Federal appeal | Environmental Law | Statutory protection of environment | Approvals, licences and orders

National Energy Board issued report concerning proposed expansion of Trans Mountain pipeline system. Board’s report recommended that Governor in Council approve expansion. Governor in Council accepted Board’s recommendation and issued Order in Council. Applicants brought applications for judicial review of Board’s report and Order in Council. Applications were consolidated. Applications allowed. Order in Council was quashed and matter was remitted back to Governor in Council for appropriate action, if it sees fit, to address flaws and, later, proper redetermination. Most of flaws asserted against Board’s process and findings were without merit. However, Board made one critical error. Board unjustifiably defined scope of Project under review not to include Project-related tanker traffic.

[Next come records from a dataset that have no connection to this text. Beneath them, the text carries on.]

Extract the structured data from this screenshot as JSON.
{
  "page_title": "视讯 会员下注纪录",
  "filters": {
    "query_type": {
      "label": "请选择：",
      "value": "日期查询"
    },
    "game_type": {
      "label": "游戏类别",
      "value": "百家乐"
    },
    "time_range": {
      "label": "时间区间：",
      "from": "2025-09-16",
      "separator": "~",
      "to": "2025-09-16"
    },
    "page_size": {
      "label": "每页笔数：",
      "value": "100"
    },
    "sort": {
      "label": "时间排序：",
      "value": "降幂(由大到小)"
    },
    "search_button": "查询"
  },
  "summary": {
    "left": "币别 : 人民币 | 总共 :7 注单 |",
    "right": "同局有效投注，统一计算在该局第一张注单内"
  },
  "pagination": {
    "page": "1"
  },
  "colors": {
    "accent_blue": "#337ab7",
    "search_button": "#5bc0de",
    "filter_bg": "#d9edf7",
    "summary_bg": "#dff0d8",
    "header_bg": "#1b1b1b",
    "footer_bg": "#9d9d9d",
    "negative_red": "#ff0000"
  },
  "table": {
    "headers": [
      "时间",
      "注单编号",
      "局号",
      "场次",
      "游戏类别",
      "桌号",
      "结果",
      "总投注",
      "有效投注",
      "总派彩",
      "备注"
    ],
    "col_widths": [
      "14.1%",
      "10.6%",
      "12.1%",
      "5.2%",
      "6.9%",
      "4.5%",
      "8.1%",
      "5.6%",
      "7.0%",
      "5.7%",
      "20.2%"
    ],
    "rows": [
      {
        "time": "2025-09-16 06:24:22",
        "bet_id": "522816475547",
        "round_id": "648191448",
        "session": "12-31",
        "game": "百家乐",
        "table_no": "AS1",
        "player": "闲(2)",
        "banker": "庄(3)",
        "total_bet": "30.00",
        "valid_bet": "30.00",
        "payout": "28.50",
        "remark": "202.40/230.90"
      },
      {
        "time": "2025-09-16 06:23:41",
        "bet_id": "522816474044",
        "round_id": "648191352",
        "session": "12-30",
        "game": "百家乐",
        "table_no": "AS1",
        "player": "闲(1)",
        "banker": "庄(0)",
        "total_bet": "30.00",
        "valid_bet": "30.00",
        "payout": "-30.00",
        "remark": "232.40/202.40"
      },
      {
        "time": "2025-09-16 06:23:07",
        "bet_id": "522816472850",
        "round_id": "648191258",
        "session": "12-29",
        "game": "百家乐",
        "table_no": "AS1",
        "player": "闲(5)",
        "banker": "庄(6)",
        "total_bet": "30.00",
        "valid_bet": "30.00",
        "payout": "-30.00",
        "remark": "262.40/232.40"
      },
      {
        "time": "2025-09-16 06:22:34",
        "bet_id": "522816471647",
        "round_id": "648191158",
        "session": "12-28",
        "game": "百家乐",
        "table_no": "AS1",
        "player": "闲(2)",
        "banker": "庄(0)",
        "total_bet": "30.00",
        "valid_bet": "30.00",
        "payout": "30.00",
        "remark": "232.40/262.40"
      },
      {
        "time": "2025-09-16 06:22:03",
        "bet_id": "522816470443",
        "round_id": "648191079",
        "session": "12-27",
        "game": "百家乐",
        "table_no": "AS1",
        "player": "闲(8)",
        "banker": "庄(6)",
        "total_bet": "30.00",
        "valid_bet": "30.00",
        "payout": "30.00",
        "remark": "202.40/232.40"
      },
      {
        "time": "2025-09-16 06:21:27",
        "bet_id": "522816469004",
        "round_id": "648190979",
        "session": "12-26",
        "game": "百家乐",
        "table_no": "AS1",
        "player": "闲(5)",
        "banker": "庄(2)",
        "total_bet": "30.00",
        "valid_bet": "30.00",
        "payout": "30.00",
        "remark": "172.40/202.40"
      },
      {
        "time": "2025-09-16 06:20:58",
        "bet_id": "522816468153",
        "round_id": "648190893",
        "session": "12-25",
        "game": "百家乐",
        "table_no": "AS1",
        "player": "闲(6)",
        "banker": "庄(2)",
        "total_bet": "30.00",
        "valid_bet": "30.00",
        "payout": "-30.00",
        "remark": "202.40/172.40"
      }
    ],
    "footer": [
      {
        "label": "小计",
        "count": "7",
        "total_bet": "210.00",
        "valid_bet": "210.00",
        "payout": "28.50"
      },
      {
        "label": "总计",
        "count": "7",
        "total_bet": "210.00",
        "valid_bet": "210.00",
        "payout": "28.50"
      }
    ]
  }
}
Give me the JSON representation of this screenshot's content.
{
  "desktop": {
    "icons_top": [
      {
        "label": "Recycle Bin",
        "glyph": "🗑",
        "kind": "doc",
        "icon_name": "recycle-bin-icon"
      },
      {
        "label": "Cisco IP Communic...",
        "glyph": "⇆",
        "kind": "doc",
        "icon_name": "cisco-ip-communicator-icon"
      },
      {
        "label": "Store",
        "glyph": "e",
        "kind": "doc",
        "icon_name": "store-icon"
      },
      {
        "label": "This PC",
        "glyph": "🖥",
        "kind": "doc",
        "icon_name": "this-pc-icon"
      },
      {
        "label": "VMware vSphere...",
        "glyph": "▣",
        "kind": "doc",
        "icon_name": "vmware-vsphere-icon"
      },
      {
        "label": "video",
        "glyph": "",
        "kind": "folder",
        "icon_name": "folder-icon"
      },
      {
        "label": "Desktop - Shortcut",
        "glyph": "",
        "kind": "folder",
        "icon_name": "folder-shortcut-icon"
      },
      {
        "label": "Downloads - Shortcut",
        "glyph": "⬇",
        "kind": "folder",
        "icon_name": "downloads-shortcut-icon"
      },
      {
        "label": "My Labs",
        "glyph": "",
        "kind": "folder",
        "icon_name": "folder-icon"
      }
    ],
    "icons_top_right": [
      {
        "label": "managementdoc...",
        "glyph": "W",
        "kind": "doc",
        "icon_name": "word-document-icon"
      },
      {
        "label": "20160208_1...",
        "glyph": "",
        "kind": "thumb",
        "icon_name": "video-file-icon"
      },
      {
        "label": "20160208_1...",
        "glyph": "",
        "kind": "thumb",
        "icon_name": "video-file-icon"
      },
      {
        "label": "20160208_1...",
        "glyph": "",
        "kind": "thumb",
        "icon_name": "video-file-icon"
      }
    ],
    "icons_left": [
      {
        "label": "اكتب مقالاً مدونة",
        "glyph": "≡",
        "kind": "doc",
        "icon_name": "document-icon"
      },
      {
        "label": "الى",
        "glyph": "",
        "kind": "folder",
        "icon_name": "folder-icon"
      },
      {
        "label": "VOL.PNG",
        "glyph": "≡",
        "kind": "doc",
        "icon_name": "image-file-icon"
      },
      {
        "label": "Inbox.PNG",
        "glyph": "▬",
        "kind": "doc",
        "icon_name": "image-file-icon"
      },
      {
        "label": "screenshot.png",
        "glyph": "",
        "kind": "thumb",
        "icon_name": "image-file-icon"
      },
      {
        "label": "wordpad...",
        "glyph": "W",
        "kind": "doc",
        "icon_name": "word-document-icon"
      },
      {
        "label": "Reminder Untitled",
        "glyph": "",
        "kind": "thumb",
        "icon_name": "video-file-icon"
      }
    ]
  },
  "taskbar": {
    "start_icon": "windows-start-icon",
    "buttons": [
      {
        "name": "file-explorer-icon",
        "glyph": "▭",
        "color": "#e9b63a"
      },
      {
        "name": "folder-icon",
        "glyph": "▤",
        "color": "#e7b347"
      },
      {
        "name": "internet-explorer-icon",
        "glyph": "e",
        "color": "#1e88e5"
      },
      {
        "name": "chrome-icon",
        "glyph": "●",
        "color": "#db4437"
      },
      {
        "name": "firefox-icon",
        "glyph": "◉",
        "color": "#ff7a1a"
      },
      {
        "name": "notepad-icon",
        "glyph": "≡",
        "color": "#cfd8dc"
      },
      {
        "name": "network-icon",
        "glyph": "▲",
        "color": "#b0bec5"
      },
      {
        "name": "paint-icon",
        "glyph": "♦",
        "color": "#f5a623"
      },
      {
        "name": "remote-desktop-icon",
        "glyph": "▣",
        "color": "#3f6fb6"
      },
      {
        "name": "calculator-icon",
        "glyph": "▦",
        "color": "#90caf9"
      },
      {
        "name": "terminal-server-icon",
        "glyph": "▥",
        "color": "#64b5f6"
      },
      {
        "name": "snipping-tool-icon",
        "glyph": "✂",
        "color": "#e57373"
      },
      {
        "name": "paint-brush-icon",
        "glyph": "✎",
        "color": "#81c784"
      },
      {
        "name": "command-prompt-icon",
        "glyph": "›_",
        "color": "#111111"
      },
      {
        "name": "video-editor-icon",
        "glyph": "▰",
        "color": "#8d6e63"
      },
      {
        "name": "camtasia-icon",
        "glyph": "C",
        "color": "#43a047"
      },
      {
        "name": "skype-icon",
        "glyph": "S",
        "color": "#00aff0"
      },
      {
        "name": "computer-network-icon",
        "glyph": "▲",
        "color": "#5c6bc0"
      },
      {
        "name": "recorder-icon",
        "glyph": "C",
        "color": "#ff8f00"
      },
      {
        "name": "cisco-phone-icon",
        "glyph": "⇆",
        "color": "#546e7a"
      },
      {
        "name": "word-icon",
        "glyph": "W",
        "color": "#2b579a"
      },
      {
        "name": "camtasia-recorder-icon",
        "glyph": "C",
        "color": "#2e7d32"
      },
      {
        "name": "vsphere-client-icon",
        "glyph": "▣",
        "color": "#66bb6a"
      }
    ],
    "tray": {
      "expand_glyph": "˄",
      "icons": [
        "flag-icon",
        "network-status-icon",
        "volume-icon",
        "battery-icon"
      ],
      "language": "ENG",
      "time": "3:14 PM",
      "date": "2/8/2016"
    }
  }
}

Unjustified exclusion of marine shipping from scope of Project led to successive, unacceptable deficiencies in Board’s report and recommendations. As a result, Governor in Council could not rely on Board’s report and recommendations when assessing Project’s environmental effects and the overall public interest. Secondly, Canada acted in good faith and selected appropriate consultation framework. However, at last stage of consultation process prior to decision of Governor in Council, stage called Phase III, Canada’s efforts fell well short of mark set by Supreme Court of Canada. Canada failed in Phase III to engage, dialogue meaningfully and grapple with real concerns of Indigenous applicants so as to explore possible accommodation of those concerns. Duty to consult was not adequately discharged.

Tsleil-Waututh Nation v. Canada (Attorney General) (2018), 2018 CarswellNat 4685, 2018 CarswellNat 4686, 2018 FCA 153, 2018 CAF 153, Eleanor R. Dawson J.A., Yves de Montigny J.A., and Judith Woods J.A. (F.C.A.).